[Critiquer la critique] : « N’en déplaise à la critique… »

Des milliers de journalistes dans le monde en ont fait leur métier, des milliers de blogueurs en ont fait leur passion : critiquer, donner son avis plus ou moins pertinent, plus ou moins argumenté, en toute bonne ou en toute mauvaise foi. Les textes, vidéos et enregistrements audio, sont uniques à chaque auteur, mais sont également traversés par des structures communes, par des modes et, peut-être, par un certain jargon. Suivant une approche schizophrénique, cette rubrique se proposera de retourner le spot vers celles et ceux qui commentent les œuvres qu’ils écoutent, lisent ou regardent… Scientas’Hic y compris !

Le sujet du jour est une locution que je trouve insupportable. Pas besoin de faire durer le suspense, si vous avez lu le litre, vous savez déjà qui est la cible de mon courroux : « n’en déplaise à/ aux ».

Signifiant au départ « que cela ne vous déplaise pas, ne vous contrarie pas », l’ami Robert (Petit de son prénom) nous fournit cette autre définition : « Quoi que vous en pensiez, que cela vous plaise ou vous déplaise » ou encore « En dépit de [ce que pense X ou Y] ». Dans son usage « critique » (et, selon moi, le plus répandu aujourd’hui), cette locution permet donc à son auteur d’affirmer avec emphase son opinion, ce qu’on ne saura évidemment blâmer. Mon irritation à son encontre provient plutôt de son ton généralement dédaigneux et du caractère méprisant envers ceux qu’il cible (Robert en signale d’ailleurs le caractère ironique):

  • N’en déplaise aux esprits chagrins;
  • N’en déplaise aux aigris;
  • N’en déplaise aux bien- pensants ;
  • Etc.

Cette locution en apparence inoffensive ferme en réalité toute possibilité de débat, puisque, sous couvert d’une certaine courtoisie, elle assimile ceux qui pensent différemment à des esprits chagrins, des aigris ou d’autres qualificatifs plus ou moins insultants. Dans le domaine de la critique, elle revient aussi à généraliser et à mettre dans le même panier tous ceux qui n’aiment pas l’œuvre dont il est question et ce, quelle que soit la qualité de leur argumentation. Plutôt que de défendre son point de vue, il s’agit de dénigrer « l’adversaire » pour saper la légitimité de son avis.

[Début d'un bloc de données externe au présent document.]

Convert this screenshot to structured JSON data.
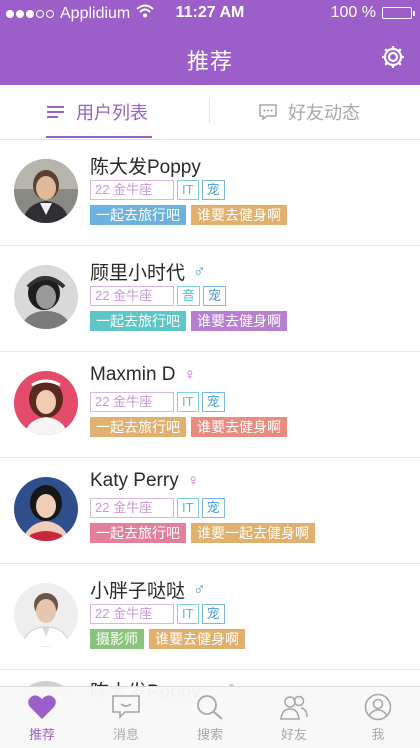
{
  "status_bar": {
    "carrier": "Applidium",
    "time": "11:27 AM",
    "battery": "100 %"
  },
  "nav": {
    "title": "推荐",
    "settings_icon": "gear-icon"
  },
  "tabs": [
    {
      "label": "用户列表",
      "icon": "list-icon",
      "active": true
    },
    {
      "label": "好友动态",
      "icon": "chat-bubble-icon",
      "active": false
    }
  ],
  "users": [
    {
      "name": "陈大发Poppy",
      "gender": "",
      "age_sign": "22 金牛座",
      "job": "IT",
      "pet": "宠",
      "hobbies": [
        {
          "text": "一起去旅行吧",
          "color": "#6cb2e0"
        },
        {
          "text": "谁要去健身啊",
          "color": "#e1b06f"
        }
      ]
    },
    {
      "name": "顾里小时代",
      "gender": "male",
      "age_sign": "22 金牛座",
      "job": "音",
      "pet": "宠",
      "hobbies": [
        {
          "text": "一起去旅行吧",
          "color": "#5dc6c6"
        },
        {
          "text": "谁要去健身啊",
          "color": "#b77fd0"
        }
      ]
    },
    {
      "name": "Maxmin D",
      "gender": "female",
      "age_sign": "22 金牛座",
      "job": "IT",
      "pet": "宠",
      "hobbies": [
        {
          "text": "一起去旅行吧",
          "color": "#e1b06f"
        },
        {
          "text": "谁要去健身啊",
          "color": "#e98b7e"
        }
      ]
    },
    {
      "name": "Katy Perry",
      "gender": "female",
      "age_sign": "22 金牛座",
      "job": "IT",
      "pet": "宠",
      "hobbies": [
        {
          "text": "一起去旅行吧",
          "color": "#e37f9a"
        },
        {
          "text": "谁要一起去健身啊",
          "color": "#e1b06f"
        }
      ]
    },
    {
      "name": "小胖子哒哒",
      "gender": "male",
      "age_sign": "22 金牛座",
      "job": "IT",
      "pet": "宠",
      "hobbies": [
        {
          "text": "摄影师",
          "color": "#88c57a"
        },
        {
          "text": "谁要去健身啊",
          "color": "#e1b06f"
        }
      ]
    }
  ],
  "partial_user": {
    "name": "陈大发Poppy"
  },
  "tabbar": [
    {
      "label": "推荐",
      "icon": "heart-icon",
      "active": true
    },
    {
      "label": "消息",
      "icon": "message-icon",
      "active": false
    },
    {
      "label": "搜索",
      "icon": "search-icon",
      "active": false
    },
    {
      "label": "好友",
      "icon": "friends-icon",
      "active": false
    },
    {
      "label": "我",
      "icon": "profile-icon",
      "active": false
    }
  ],
  "colors": {
    "accent": "#9c5fc9",
    "male": "#4a9bd6",
    "female": "#c86ec6"
  }
}
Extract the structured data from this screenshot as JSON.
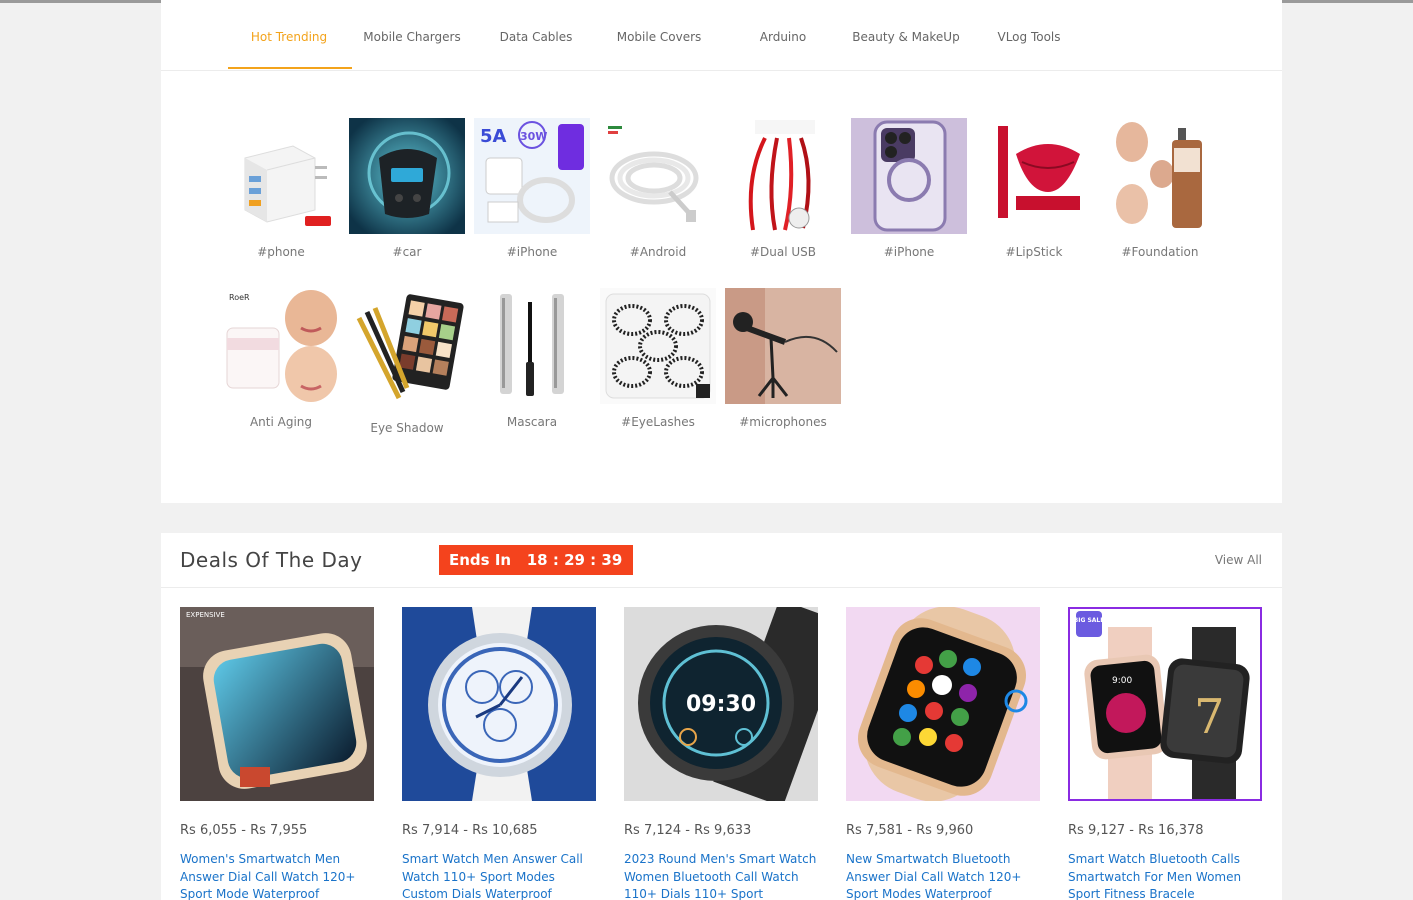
{
  "tabs": [
    {
      "label": "Hot Trending",
      "active": true
    },
    {
      "label": "Mobile Chargers"
    },
    {
      "label": "Data Cables"
    },
    {
      "label": "Mobile Covers"
    },
    {
      "label": "Arduino"
    },
    {
      "label": "Beauty & MakeUp"
    },
    {
      "label": "VLog Tools"
    }
  ],
  "categories": [
    {
      "label": "#phone",
      "icon": "charger-image"
    },
    {
      "label": "#car",
      "icon": "car-charger-image"
    },
    {
      "label": "#iPhone",
      "icon": "iphone-charger-image"
    },
    {
      "label": "#Android",
      "icon": "cable-image"
    },
    {
      "label": "#Dual USB",
      "icon": "usb-cable-image"
    },
    {
      "label": "#iPhone",
      "icon": "phone-case-image"
    },
    {
      "label": "#LipStick",
      "icon": "lipstick-image"
    },
    {
      "label": "#Foundation",
      "icon": "foundation-image"
    },
    {
      "label": "Anti Aging",
      "icon": "cream-image"
    },
    {
      "label": "Eye Shadow",
      "icon": "palette-image"
    },
    {
      "label": "Mascara",
      "icon": "mascara-image"
    },
    {
      "label": "#EyeLashes",
      "icon": "eyelashes-image"
    },
    {
      "label": "#microphones",
      "icon": "microphone-image"
    }
  ],
  "deals": {
    "title": "Deals Of The Day",
    "timer_label": "Ends In",
    "timer_value": "18 : 29 : 39",
    "view_all": "View All",
    "products": [
      {
        "price": "Rs 6,055 - Rs 7,955",
        "name": "Women's Smartwatch Men Answer Dial Call Watch 120+ Sport Mode Waterproof"
      },
      {
        "price": "Rs 7,914 - Rs 10,685",
        "name": "Smart Watch Men Answer Call Watch 110+ Sport Modes Custom Dials Waterproof"
      },
      {
        "price": "Rs 7,124 - Rs 9,633",
        "name": "2023 Round Men's Smart Watch Women Bluetooth Call Watch 110+ Dials 110+ Sport"
      },
      {
        "price": "Rs 7,581 - Rs 9,960",
        "name": "New Smartwatch Bluetooth Answer Dial Call Watch 120+ Sport Modes Waterproof"
      },
      {
        "price": "Rs 9,127 - Rs 16,378",
        "name": "Smart Watch Bluetooth Calls Smartwatch For Men Women Sport Fitness Bracele",
        "badge": "BIG SALE",
        "selected": true
      }
    ],
    "product_extra_labels": [
      "EXPENSIVE",
      "09:30",
      "9:00",
      "7"
    ]
  },
  "colors": {
    "accent": "#f3a31b",
    "timer_bg": "#f4431d",
    "link": "#1a73c9",
    "selected_outline": "#8a2be2"
  }
}
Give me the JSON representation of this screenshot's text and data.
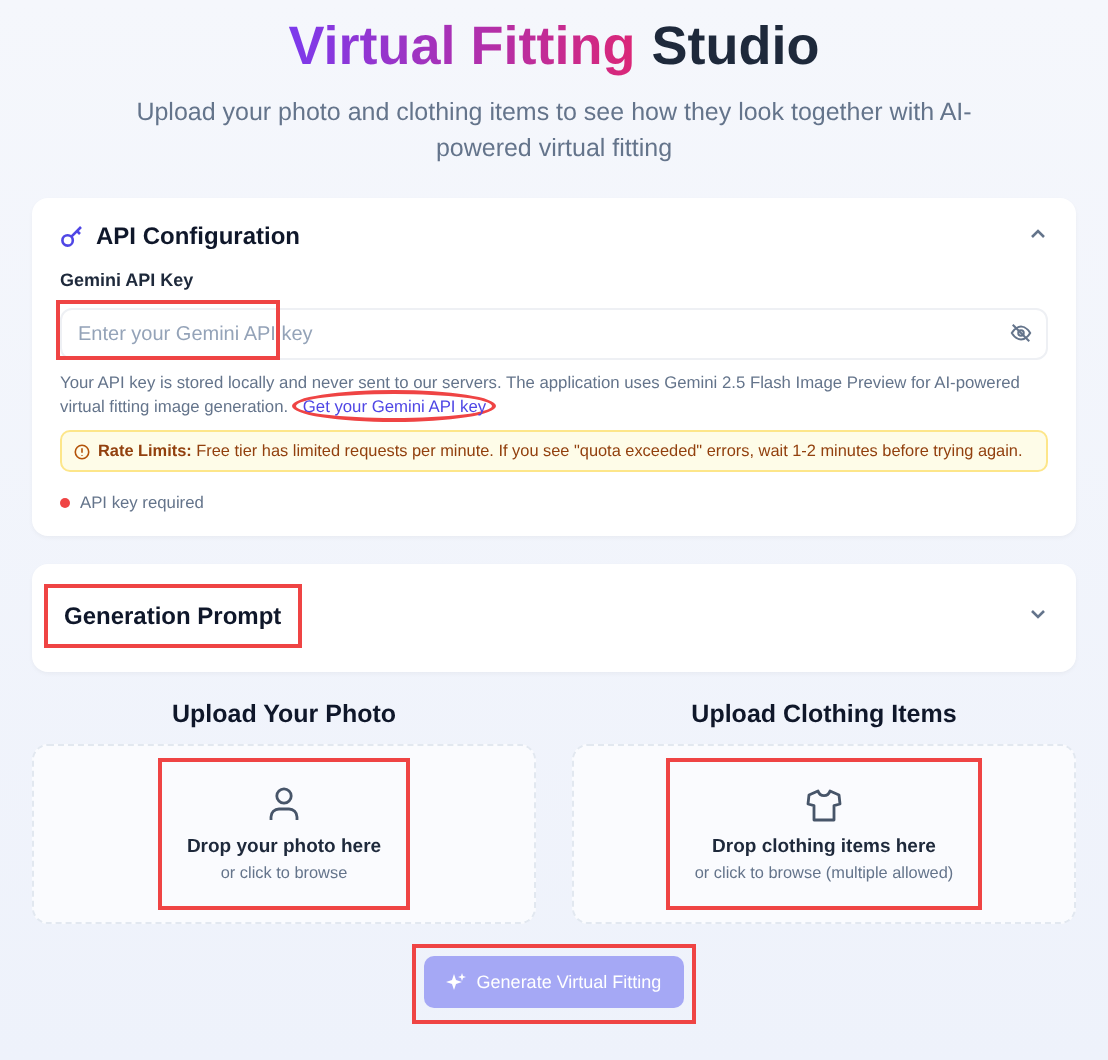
{
  "header": {
    "title_accent": "Virtual Fitting",
    "title_rest": "Studio",
    "subtitle": "Upload your photo and clothing items to see how they look together with AI-powered virtual fitting"
  },
  "api_config": {
    "title": "API Configuration",
    "expanded": true,
    "field_label": "Gemini API Key",
    "placeholder": "Enter your Gemini API key",
    "help_text": "Your API key is stored locally and never sent to our servers. The application uses Gemini 2.5 Flash Image Preview for AI-powered virtual fitting image generation.",
    "help_link": "Get your Gemini API key",
    "rate_limit_label": "Rate Limits:",
    "rate_limit_text": "Free tier has limited requests per minute. If you see \"quota exceeded\" errors, wait 1-2 minutes before trying again.",
    "status": {
      "text": "API key required",
      "color": "#ef4444"
    }
  },
  "generation_prompt": {
    "title": "Generation Prompt",
    "expanded": false
  },
  "uploads": [
    {
      "kind": "person",
      "heading": "Upload Your Photo",
      "drop_text": "Drop your photo here",
      "hint": "or click to browse"
    },
    {
      "kind": "shirt",
      "heading": "Upload Clothing Items",
      "drop_text": "Drop clothing items here",
      "hint": "or click to browse (multiple allowed)"
    }
  ],
  "generate_button": {
    "label": "Generate Virtual Fitting",
    "disabled": true
  }
}
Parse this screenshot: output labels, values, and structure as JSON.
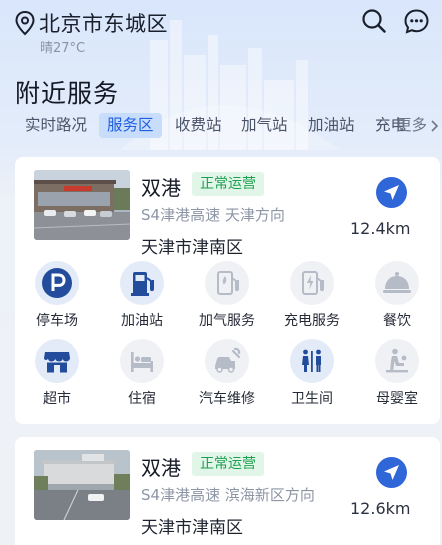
{
  "header": {
    "city": "北京市东城区",
    "weather": "晴27°C"
  },
  "page_title": "附近服务",
  "tabs": [
    {
      "label": "实时路况",
      "active": false
    },
    {
      "label": "服务区",
      "active": true
    },
    {
      "label": "收费站",
      "active": false
    },
    {
      "label": "加气站",
      "active": false
    },
    {
      "label": "加油站",
      "active": false
    },
    {
      "label": "充电",
      "active": false
    }
  ],
  "tabs_more": "更多",
  "cards": [
    {
      "name": "双港",
      "status": "正常运营",
      "road": "S4津港高速 天津方向",
      "district": "天津市津南区",
      "distance": "12.4km",
      "services": [
        {
          "label": "停车场",
          "icon": "parking-icon",
          "available": true
        },
        {
          "label": "加油站",
          "icon": "fuel-pump-icon",
          "available": true
        },
        {
          "label": "加气服务",
          "icon": "gas-station-icon",
          "available": false
        },
        {
          "label": "充电服务",
          "icon": "charging-icon",
          "available": false
        },
        {
          "label": "餐饮",
          "icon": "food-cloche-icon",
          "available": false
        },
        {
          "label": "超市",
          "icon": "store-icon",
          "available": true
        },
        {
          "label": "住宿",
          "icon": "bed-icon",
          "available": false
        },
        {
          "label": "汽车维修",
          "icon": "car-repair-icon",
          "available": false
        },
        {
          "label": "卫生间",
          "icon": "restroom-icon",
          "available": true
        },
        {
          "label": "母婴室",
          "icon": "baby-care-icon",
          "available": false
        }
      ]
    },
    {
      "name": "双港",
      "status": "正常运营",
      "road": "S4津港高速 滨海新区方向",
      "district": "天津市津南区",
      "distance": "12.6km"
    }
  ],
  "colors": {
    "accent": "#1e5fe0",
    "nav_button": "#2f66d8",
    "status_text": "#1ca04e",
    "status_bg": "#e2f5e9",
    "icon_active": "#234d9c",
    "icon_inactive": "#b6bcc7"
  }
}
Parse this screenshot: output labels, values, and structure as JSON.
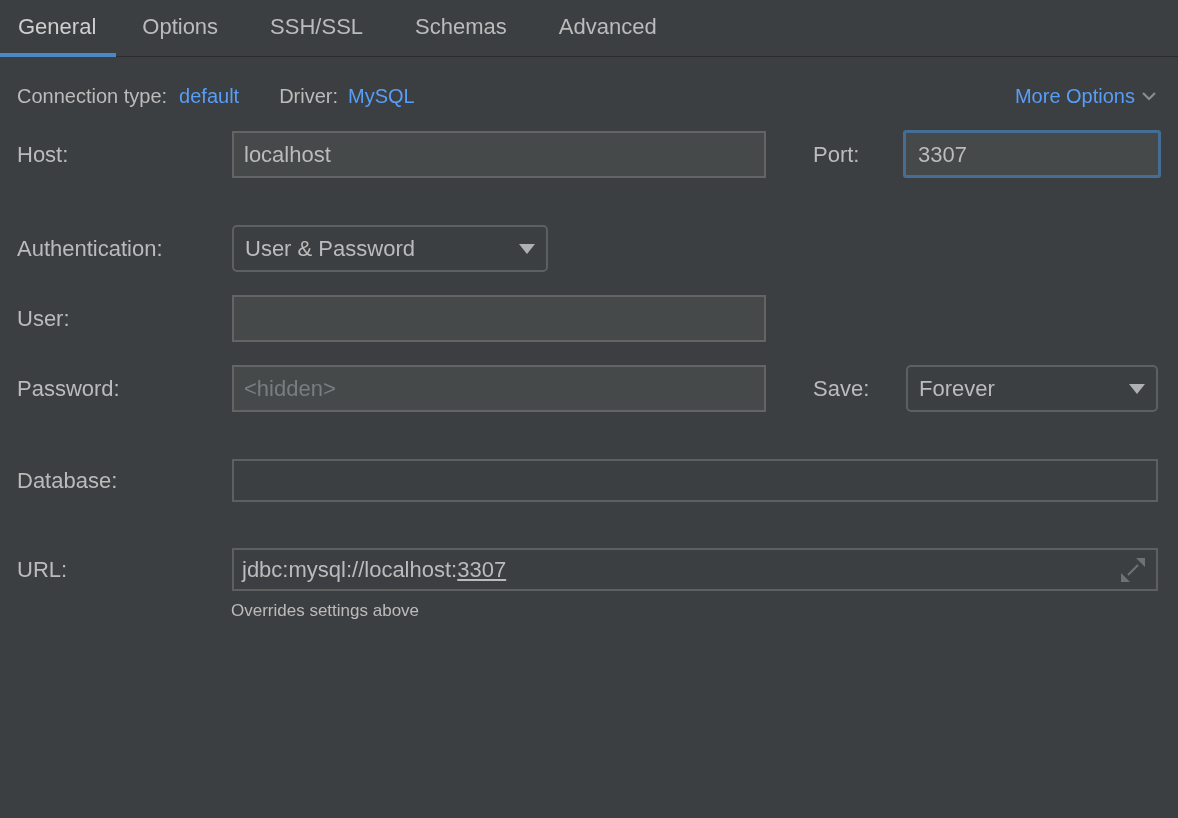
{
  "tabs": [
    {
      "label": "General",
      "selected": true
    },
    {
      "label": "Options",
      "selected": false
    },
    {
      "label": "SSH/SSL",
      "selected": false
    },
    {
      "label": "Schemas",
      "selected": false
    },
    {
      "label": "Advanced",
      "selected": false
    }
  ],
  "connection": {
    "type_label": "Connection type:",
    "type_value": "default",
    "driver_label": "Driver:",
    "driver_value": "MySQL",
    "more_options": "More Options"
  },
  "host": {
    "label": "Host:",
    "value": "localhost"
  },
  "port": {
    "label": "Port:",
    "value": "3307",
    "focused": true
  },
  "authentication": {
    "label": "Authentication:",
    "value": "User & Password"
  },
  "user": {
    "label": "User:"
  },
  "password": {
    "label": "Password:",
    "placeholder": "<hidden>"
  },
  "save": {
    "label": "Save:",
    "value": "Forever"
  },
  "database": {
    "label": "Database:"
  },
  "url": {
    "label": "URL:",
    "value": "jdbc:mysql://localhost:",
    "underlined_part": "3307",
    "hint": "Overrides settings above"
  }
}
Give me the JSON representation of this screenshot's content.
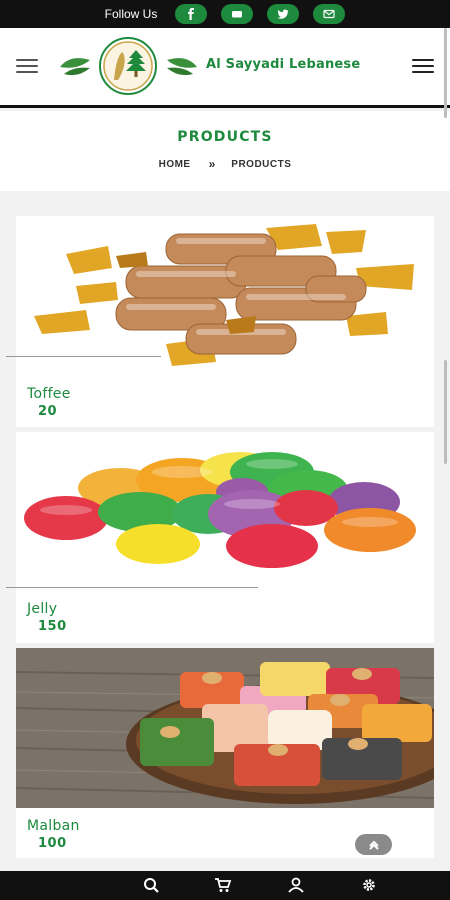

Sur base de ma seule expérience empirique (aucune recherche scientifique derrière cette observation), « n’en déplaise » semble être souvent utilisée quand l’auteur de la critique se retrouve dans une « minorité » qui défend une œuvre décriée, voire descendue par une « majorité ». C’est donc souvent pour faire rempart de sa plume devant une opinion assez largement défavorable que j’ai constaté son usage. On ne pointera pas de magazines, sites ou blogs en particulier (à l’exception de Scientas’Hic : vous pourrez en trouver un exemple sur ce blog. Par contre, je suis incapable de me souvenir dans quelle critique ! Si vous la retrouvez… faites-moi signe !).

Alors qu’une critique exprime un point de vue personnel, « n’en déplaise » affirme celui-ci comme une vérité. Cette locution est énervante surtout quand elle est balancée sans la moindre argumentation. Elle l’est un peu moins quand un propos argumenté la soutient, mais l’insulte ne m’en paraît pas moins inutile, et c’est la raison pour laquelle je ne l’emploie plus.

« Je l’utiliserai quand même, n’en déplaise à cet esprit chagrin », diront beaucoup, ou certains. Et ils auront bien raison.